I ended up spending the whole day at home with my family, even laughed and smiled, after a dreading week of tears and sadness i smiled. I'll should have weed when i get to my apartment just to distress. I drive off to my house jamming to my favorite Michael Jackson singing and clapping. For once i forgot about my boy problems, it came back the momemt i entered my apartment.
The vase he had got me to put my flowers at, on our 5 months anniversary, i use to stuck them next to this huge picture of mine that i framed where am just half naked next to my bed, he said the flowers disturbed his view. Isn't it disturbing to find someone staring at your half naked picture while smiling, but the difference with this someone is that he wasn't just a man he was mine, my peace, my santuary, my home. A home where I'd go to over and over again, without doubt, he showed me the best kind of love there is, in such a short space time. The flowers have gone dry, they've shrinked and turned brown, the stems have become soggy and the petals have turned into ashes, as if it'll cry a mothers cry for her son during apartheid, purely portraying the state of my heart.

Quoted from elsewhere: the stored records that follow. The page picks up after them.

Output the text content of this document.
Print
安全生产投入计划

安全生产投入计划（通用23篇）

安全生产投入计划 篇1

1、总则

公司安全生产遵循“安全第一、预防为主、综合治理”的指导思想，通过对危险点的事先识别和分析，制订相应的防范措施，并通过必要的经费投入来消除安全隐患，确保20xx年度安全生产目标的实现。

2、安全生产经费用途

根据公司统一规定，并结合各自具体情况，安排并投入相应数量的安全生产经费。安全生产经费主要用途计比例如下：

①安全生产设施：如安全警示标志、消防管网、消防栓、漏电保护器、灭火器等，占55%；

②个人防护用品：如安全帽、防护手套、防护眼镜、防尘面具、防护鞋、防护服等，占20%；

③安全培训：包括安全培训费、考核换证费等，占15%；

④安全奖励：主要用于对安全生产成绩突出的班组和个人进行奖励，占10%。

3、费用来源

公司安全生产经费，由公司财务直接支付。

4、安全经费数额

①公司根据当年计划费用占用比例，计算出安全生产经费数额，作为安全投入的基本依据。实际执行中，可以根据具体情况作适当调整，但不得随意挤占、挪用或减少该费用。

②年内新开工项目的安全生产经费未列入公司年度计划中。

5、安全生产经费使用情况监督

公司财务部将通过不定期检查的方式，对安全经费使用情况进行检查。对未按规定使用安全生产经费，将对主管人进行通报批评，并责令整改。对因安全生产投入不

His absence has made me want him even more.

It will soon be our 8 months anniversary, and it got me thinking will he be around for this day or not, i seem stupid and overreacting for acting this way, which is something i cannot control and fathom out, how could i have fallen for man in just eight months. What do i do with myself now that am bored, he'd take my time, even on my sleep I'd be still busy he'd invade my dreams as him in his normal state and in his glorious state. If i knew that the beast that visited my sleep was him I'd say that he practically lived under my skin, or say inside me in a different body my walls had gone tired of his presence not to mention my bed.
Its been almost a week and a half but if feels like a century, is this love that i feel or just evil from the devil meant to destroy me, and break my soul till i have nothing of kindness in me, but utter hatred for the world.
I sit at the corner of bedroom wrapped in a towel and i realize f*ck I've fallen so deeply and there's no way out of his dark pit called love. He's is hell, a beautiful hell I don't mind get burned in.